EN BREF – Début octobre 2024, les policiers de l’Office de lutte contre le trafic illicite de migrants (Oltim) de l’Isère ont démantelé un vaste trafic de faux documents administratifs. Ils ont arrêté cinq Algériens âgés de 29 à 35 ans faisant partie d’une organisation en charge d’envoyer des documents volés vers des faussaires turcs. Tous ont été mis en examen.
À l’origine du démantèlement du trafic de faux documents administratifs ? L’interception par les douanes de l’aéroport Saint-Exupéry de colis expédiés depuis Grenoble vers la Turquie. « Ces colis renfermaient de nombreux documents d’identité français authentiques signalés volés en Isère, notamment 32 cartes d’identité et 9 passeports », a rapporté jeudi 17 octobre 2024, en fin d’après midi, Éric Vaillant, procureur de la République de Grenoble.
Les investigations opérées sous l’égide du parquet par les policiers du détachement isérois de l’Oltim, puis sur commission rogatoire d’une juge d’instruction, ont ensuite permis d’identifier les différents expéditeurs. Ces derniers « agissaient en suivant le même mode opératoire mais sous couvert de fausses identité », a relaté le procureur. Leur tâche essentielle : envoyer les documents volés vers des faussaires turcs, « leaders actuels de la falsification ou contrefaçon de documents d’identité ».
La poursuite de l’enquête au moyen d’écoutes téléphoniques et de surveillance de comptes bancaires a permis de démanteler un vaste réseau. Celui-ci rachetait les documents volés à de jeunes hommes majeurs français puis expédiait ces papiers dérobés. « Ce réseau réceptionnait par ailleurs des faux documents européens provenant de Turquie revendus à des étrangers en situation irrégulière sur le territoire », a expliqué le procureur.

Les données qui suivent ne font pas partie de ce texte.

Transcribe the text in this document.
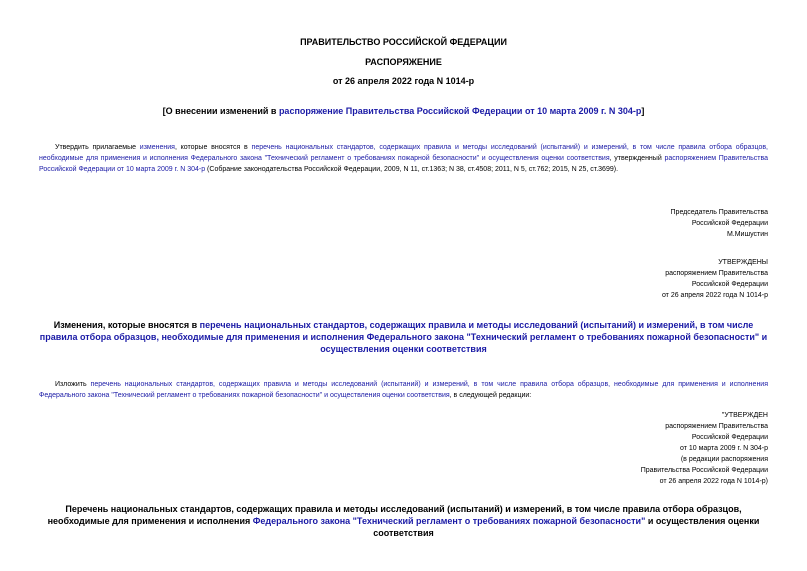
ПРАВИТЕЛЬСТВО РОССИЙСКОЙ ФЕДЕРАЦИИ
РАСПОРЯЖЕНИЕ
от 26 апреля 2022 года N 1014-р
[О внесении изменений в распоряжение Правительства Российской Федерации от 10 марта 2009 г. N 304-р]
Утвердить прилагаемые изменения, которые вносятся в перечень национальных стандартов, содержащих правила и методы исследований (испытаний) и измерений, в том числе правила отбора образцов, необходимые для применения и исполнения Федерального закона "Технический регламент о требованиях пожарной безопасности" и осуществления оценки соответствия, утвержденный распоряжением Правительства Российской Федерации от 10 марта 2009 г. N 304-р (Собрание законодательства Российской Федерации, 2009, N 11, ст.1363; N 38, ст.4508; 2011, N 5, ст.762; 2015, N 25, ст.3699).
Председатель Правительства
Российской Федерации
М.Мишустин
УТВЕРЖДЕНЫ
распоряжением Правительства
Российской Федерации
от 26 апреля 2022 года N 1014-р
Изменения, которые вносятся в перечень национальных стандартов, содержащих правила и методы исследований (испытаний) и измерений, в том числе правила отбора образцов, необходимые для применения и исполнения Федерального закона "Технический регламент о требованиях пожарной безопасности" и осуществления оценки соответствия
Изложить перечень национальных стандартов, содержащих правила и методы исследований (испытаний) и измерений, в том числе правила отбора образцов, необходимые для применения и исполнения Федерального закона "Технический регламент о требованиях пожарной безопасности" и осуществления оценки соответствия, в следующей редакции:
"УТВЕРЖДЕН
распоряжением Правительства
Российской Федерации
от 10 марта 2009 г. N 304-р
(в редакции распоряжения
Правительства Российской Федерации
от 26 апреля 2022 года N 1014-р)
Перечень национальных стандартов, содержащих правила и методы исследований (испытаний) и измерений, в том числе правила отбора образцов, необходимые для применения и исполнения Федерального закона "Технический регламент о требованиях пожарной безопасности" и осуществления оценки соответствия
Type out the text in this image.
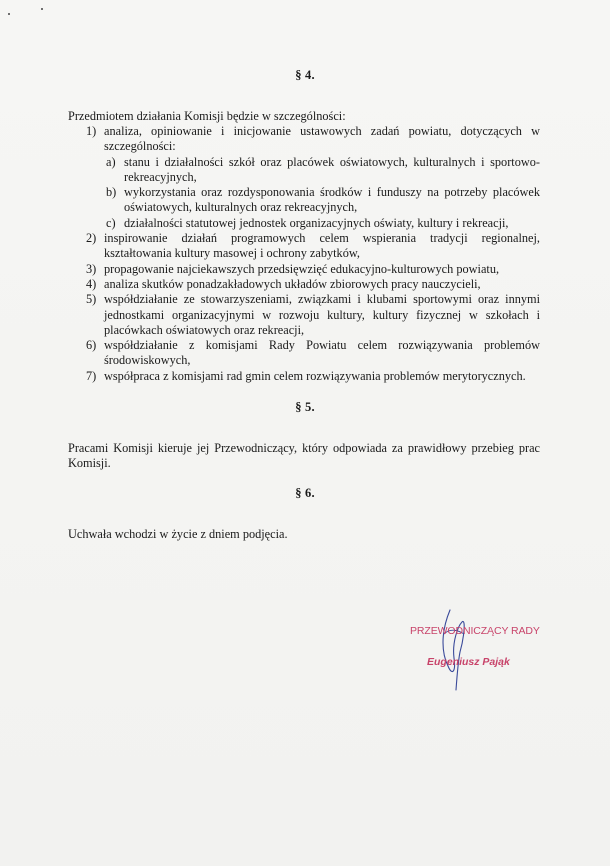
§ 4.
Przedmiotem działania Komisji będzie w szczególności:
1) analiza, opiniowanie i inicjowanie ustawowych zadań powiatu, dotyczących w szczególności:
a) stanu i działalności szkół oraz placówek oświatowych, kulturalnych i sportowo-rekreacyjnych,
b) wykorzystania oraz rozdysponowania środków i funduszy na potrzeby placówek oświatowych, kulturalnych oraz rekreacyjnych,
c) działalności statutowej jednostek organizacyjnych oświaty, kultury i rekreacji,
2) inspirowanie działań programowych celem wspierania tradycji regionalnej, kształtowania kultury masowej i ochrony zabytków,
3) propagowanie najciekawszych przedsięwzięć edukacyjno-kulturowych powiatu,
4) analiza skutków ponadzakładowych układów zbiorowych pracy nauczycieli,
5) współdziałanie ze stowarzyszeniami, związkami i klubami sportowymi oraz innymi jednostkami organizacyjnymi w rozwoju kultury, kultury fizycznej w szkołach i placówkach oświatowych oraz rekreacji,
6) współdziałanie z komisjami Rady Powiatu celem rozwiązywania problemów środowiskowych,
7) współpraca z komisjami rad gmin celem rozwiązywania problemów merytorycznych.
§ 5.
Pracami Komisji kieruje jej Przewodniczący, który odpowiada za prawidłowy przebieg prac Komisji.
§ 6.
Uchwała wchodzi w życie z dniem podjęcia.
PRZEWODNICZĄCY RADY
Eugeniusz Pająk
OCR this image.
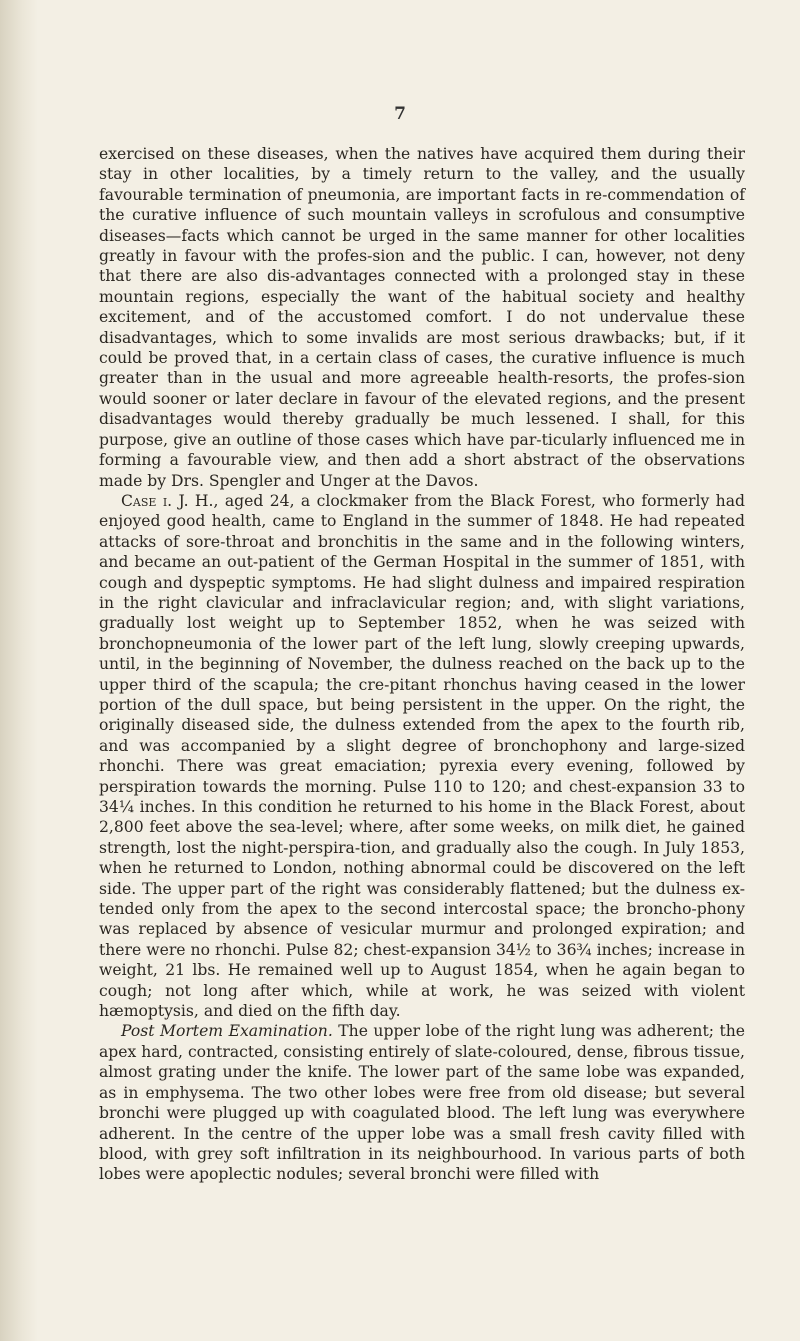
7

exercised on these diseases, when the natives have acquired them during their stay in other localities, by a timely return to the valley, and the usually favourable termination of pneumonia, are important facts in re-commendation of the curative influence of such mountain valleys in scrofulous and consumptive diseases—facts which cannot be urged in the same manner for other localities greatly in favour with the profes-sion and the public. I can, however, not deny that there are also dis-advantages connected with a prolonged stay in these mountain regions, especially the want of the habitual society and healthy excitement, and of the accustomed comfort. I do not undervalue these disadvantages, which to some invalids are most serious drawbacks; but, if it could be proved that, in a certain class of cases, the curative influence is much greater than in the usual and more agreeable health-resorts, the profes-sion would sooner or later declare in favour of the elevated regions, and the present disadvantages would thereby gradually be much lessened. I shall, for this purpose, give an outline of those cases which have par-ticularly influenced me in forming a favourable view, and then add a short abstract of the observations made by Drs. Spengler and Unger at the Davos.

Case i. J. H., aged 24, a clockmaker from the Black Forest, who formerly had enjoyed good health, came to England in the summer of 1848. He had repeated attacks of sore-throat and bronchitis in the same and in the following winters, and became an out-patient of the German Hospital in the summer of 1851, with cough and dyspeptic symptoms. He had slight dulness and impaired respiration in the right clavicular and infraclavicular region; and, with slight variations, gradually lost weight up to September 1852, when he was seized with bronchopneumonia of the lower part of the left lung, slowly creeping upwards, until, in the beginning of November, the dulness reached on the back up to the upper third of the scapula; the cre-pitant rhonchus having ceased in the lower portion of the dull space, but being persistent in the upper. On the right, the originally diseased side, the dulness extended from the apex to the fourth rib, and was accompanied by a slight degree of bronchophony and large-sized rhonchi. There was great emaciation; pyrexia every evening, followed by perspiration towards the morning. Pulse 110 to 120; and chest-expansion 33 to 34¼ inches. In this condition he returned to his home in the Black Forest, about 2,800 feet above the sea-level; where, after some weeks, on milk diet, he gained strength, lost the night-perspira-tion, and gradually also the cough. In July 1853, when he returned to London, nothing abnormal could be discovered on the left side. The upper part of the right was considerably flattened; but the dulness ex-tended only from the apex to the second intercostal space; the broncho-phony was replaced by absence of vesicular murmur and prolonged expiration; and there were no rhonchi. Pulse 82; chest-expansion 34½ to 36¾ inches; increase in weight, 21 lbs. He remained well up to August 1854, when he again began to cough; not long after which, while at work, he was seized with violent hæmoptysis, and died on the fifth day.

Post Mortem Examination. The upper lobe of the right lung was adherent; the apex hard, contracted, consisting entirely of slate-coloured, dense, fibrous tissue, almost grating under the knife. The lower part of the same lobe was expanded, as in emphysema. The two other lobes were free from old disease; but several bronchi were plugged up with coagulated blood. The left lung was everywhere adherent. In the centre of the upper lobe was a small fresh cavity filled with blood, with grey soft infiltration in its neighbourhood. In various parts of both lobes were apoplectic nodules; several bronchi were filled with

Des comptes Uber Eats sous-loués une centaine d’euros par semaine
S’ajoutaient à cette double activité criminelle la création et la revente de comptes auprès de la société de livraisons de repas Uber Eats, monnayés entre 1 000 et 1 500 euros pièce. « Ces comptes étaient ouverts sur la base de faux documents sociaux (K‑bis, domiciliation) et identitaires par l’utilisation de documents d’identité faux ou volés, puisés dans la base documentaire dématérialisée constituée par la tête de réseau tenue par un Algérien de 35 ans en règle sur le territoire », a indiqué Éric Vaillant.
De quoi déjouer les systèmes de sécurité basés sur la reconnaissance faciale. L’Algérien à la tête du réseau a ainsi créé une soixantaine de comptes, sur lesquels étaient versés les montants des courses et viré de l’argent. « Il se rémunérait grâce à l’ouverture frauduleuse du compte Uber que lui et ses complices sous-louaient aussi pour leur usage moyennant une centaine d’euros par semaine », a précisé Éric Vaillant.
Le réseau rayonnait entre Grenoble, Lyon et les Alpes Maritimes
Cet homme s’appuyait sur un réseau de rabatteurs étrangers en situation irrégulière opérant sur Grenoble, Lyon et dans les Alpes Maritimes. « Ces derniers proposaient les différentes prestations aux clients, moyennant une rémunération en qualité de rapporteurs d’affaires », a poursuivi le procureur.
Cinq Algériens âgés de 29 à 35 ans ont comparu devant une juge d’instruction qui les a mis en examen le 10 octobre. Ce pour recel en bande organisée, aide à l’entrée et au séjour irréguliers d’étrangers en bande organisée et fourniture frauduleuse de documents administratifs constatant un droit, une identité ou une qualité, ou accordant une autorisation. Mais aussi pour détention et usage de faux documents d’identité et pour blanchiment (concours à une opération de placement, aide à la justification mensongère de l’origine des biens de l’auteur d’un délit d’aide à l’entrée et séjour irrégulier d’un étranger en bande organisée).
Quatre de ces individus sont désormais en détention provisoire tandis qu’un cinquième a fait l’objet d’un contrôle judiciaire.